“The young people are the people who are going to dictate our future,” Mr. Taufatofua said in an interview with UN News during his first visit to the United Nations in New York.
The two-time Olympian was one of the main speakers at Tuesday’s United Nations Youth Dialogue event, where the President of the General Assembly and other senior officials joined young people to discuss increasing education and skills training, as well as how to prevent radicalization.
“If we can give them ideas and present knowledge in a way that helps them, as they grow up and work through their careers, then that’s going to affect all of us,” he said.
The 34-year-old has worked with homeless teenagers on the Pacific island for the past 15 years.
He said that seeing their struggles has taught him the importance of listening and encouraging young people, even helping them achieve small victories, so they feel more confident.

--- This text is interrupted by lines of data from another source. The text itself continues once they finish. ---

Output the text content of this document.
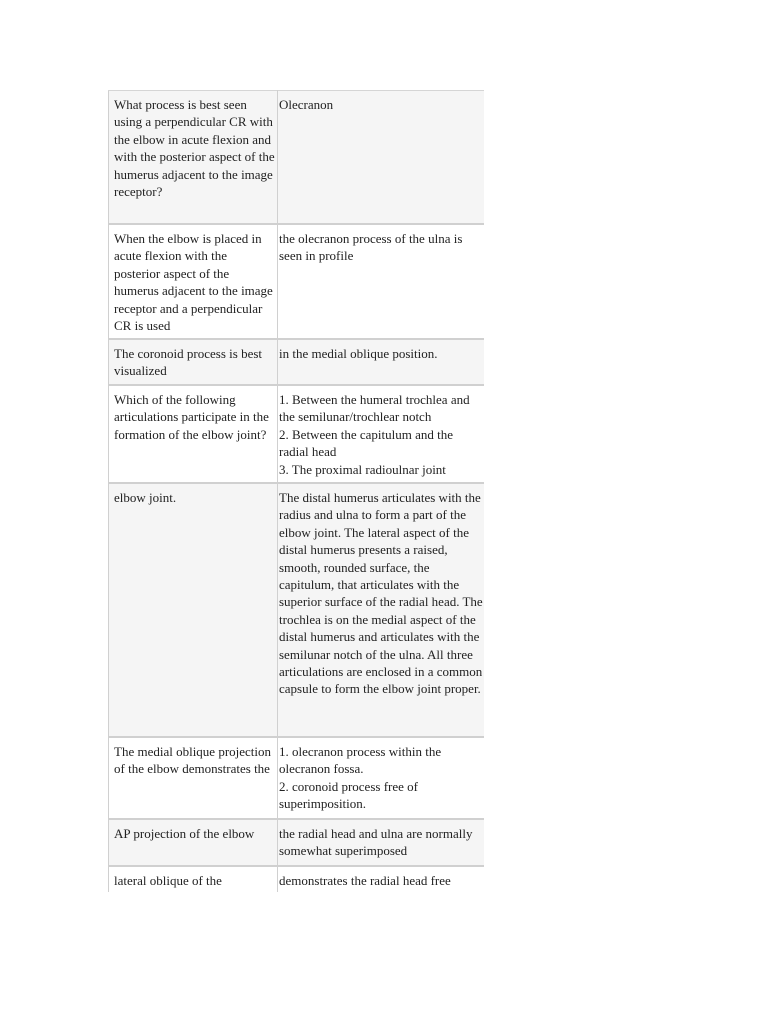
What process is best seen using a perpendicular CR with the elbow in acute flexion and with the posterior aspect of the humerus adjacent to the image receptor?	Olecranon

When the elbow is placed in acute flexion with the posterior aspect of the humerus adjacent to the image receptor and a perpendicular CR is used	the olecranon process of the ulna is seen in profile

The coronoid process is best visualized	in the medial oblique position.

Which of the following articulations participate in the formation of the elbow joint?	1. Between the humeral trochlea and the semilunar/trochlear notch
2. Between the capitulum and the radial head
3. The proximal radioulnar joint

elbow joint.	The distal humerus articulates with the radius and ulna to form a part of the elbow joint. The lateral aspect of the distal humerus presents a raised, smooth, rounded surface, the capitulum, that articulates with the superior surface of the radial head. The trochlea is on the medial aspect of the distal humerus and articulates with the semilunar notch of the ulna. All three articulations are enclosed in a common capsule to form the elbow joint proper.

The medial oblique projection of the elbow demonstrates the	1. olecranon process within the olecranon fossa.
2. coronoid process free of superimposition.

AP projection of the elbow	the radial head and ulna are normally somewhat superimposed

lateral oblique of the	demonstrates the radial head free
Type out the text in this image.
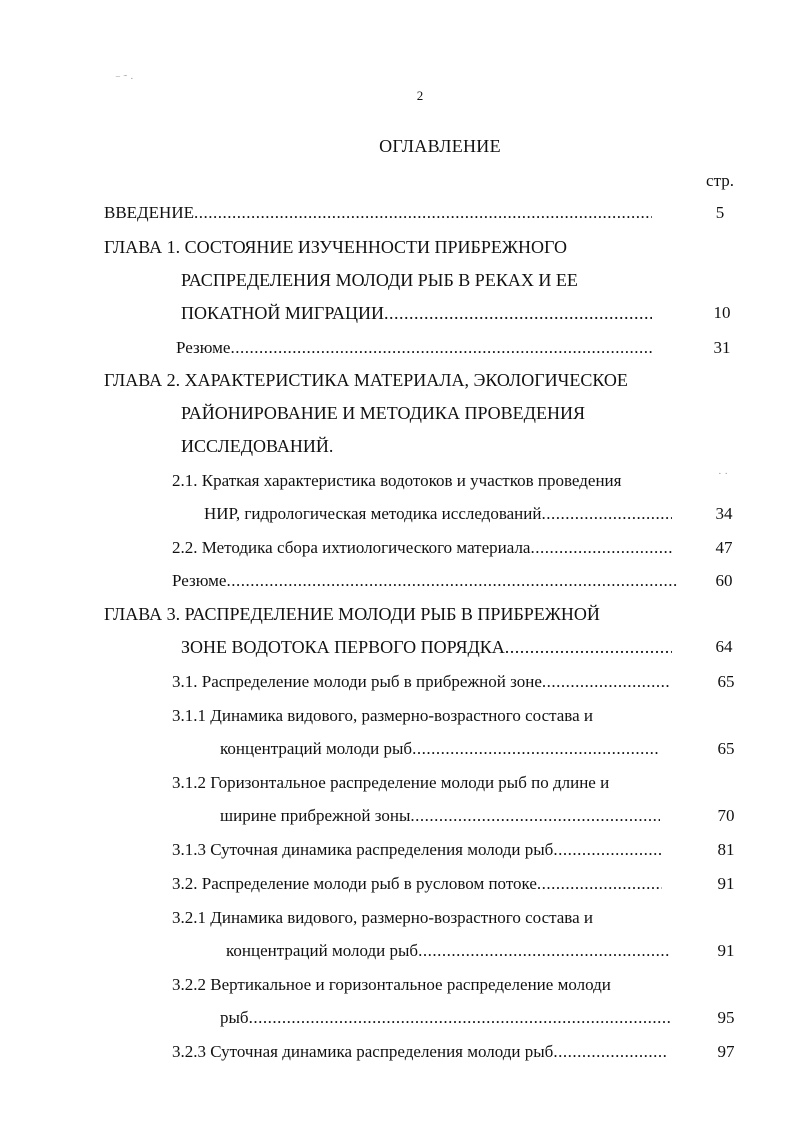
2
ОГЛАВЛЕНИЕ
стр.
ВВЕДЕНИЕ .....	5
ГЛАВА 1. СОСТОЯНИЕ ИЗУЧЕННОСТИ ПРИБРЕЖНОГО
РАСПРЕДЕЛЕНИЯ МОЛОДИ РЫБ В РЕКАХ И ЕЕ
ПОКАТНОЙ МИГРАЦИИ .....	10
Резюме .....	31
ГЛАВА 2. ХАРАКТЕРИСТИКА МАТЕРИАЛА, ЭКОЛОГИЧЕСКОЕ
РАЙОНИРОВАНИЕ И МЕТОДИКА ПРОВЕДЕНИЯ
ИССЛЕДОВАНИЙ.
2.1. Краткая характеристика водотоков и участков проведения
НИР, гидрологическая методика исследований .....	34
2.2. Методика сбора ихтиологического материала .....	47
Резюме .....	60
ГЛАВА 3. РАСПРЕДЕЛЕНИЕ МОЛОДИ РЫБ В ПРИБРЕЖНОЙ
ЗОНЕ ВОДОТОКА ПЕРВОГО ПОРЯДКА .....	64
3.1. Распределение молоди рыб в прибрежной зоне .....	65
3.1.1 Динамика видового, размерно-возрастного состава и
концентраций молоди рыб .....	65
3.1.2 Горизонтальное распределение молоди рыб по длине и
ширине прибрежной зоны .....	70
3.1.3 Суточная динамика распределения молоди рыб .....	81
3.2. Распределение молоди рыб в русловом потоке .....	91
3.2.1 Динамика видового, размерно-возрастного состава и
концентраций молоди рыб .....	91
3.2.2 Вертикальное и горизонтальное распределение молоди
рыб .....	95
3.2.3 Суточная динамика распределения молоди рыб .....	97
⁻ ˜ ·
· ·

“You can have a young child go through the most horrendous conditions and come out on top,” said Mr. Taufatofua.
Empowering youth also comes through education, he said, but stressed that children need to be taught how to think – not what to think: “When they’re taught to have a dialogue with each other, different points of view, but still be friends after, that’s education.”
Interacting with others and remaining focused, is a skill that athletes have to learn, Mr. Taufatofua said, praising the value that sport brings to diplomacy and promoting sustainable development. He pointed to the improved relations between the two Koreas following the Winter OIympics in South Korea earlier this year.
“It allows people to interact in a way that can be sports-like conflict according to a set of rules, so you’re in competition, and then you go out and have a coconut together. What other avenues can you compete and then share stories together?”
Born in Australia, but raised in Tonga, Mr. Taufatofua built up his strength lifting heavy cassava and potatoes off the ground, under his father’s watchful eye, who wanted him to learn the value of hard work. He went on to get an engineering degree and is now working towards his Master’s degree.
Mr. Taufatofua says his heart is always in Tonga, regardless of where he is. This respect for his country and its people is what pushed him to wear a traditional outfit for the opening ceremonies at the Olympics – despite being repeatedly told he should wear a suit and jacket.
“The message is that you can be you, you can be unique, you can be a representation of your country but still intermingle and be peaceful with other countries,” he said.
“I’m representing thousands of years of voyaging, of being a Polynesian, of going across the sea and not knowing where you’ll stop. I feel that everyone who marches out should represent their nation, the future of their nation, the struggles of their nature.”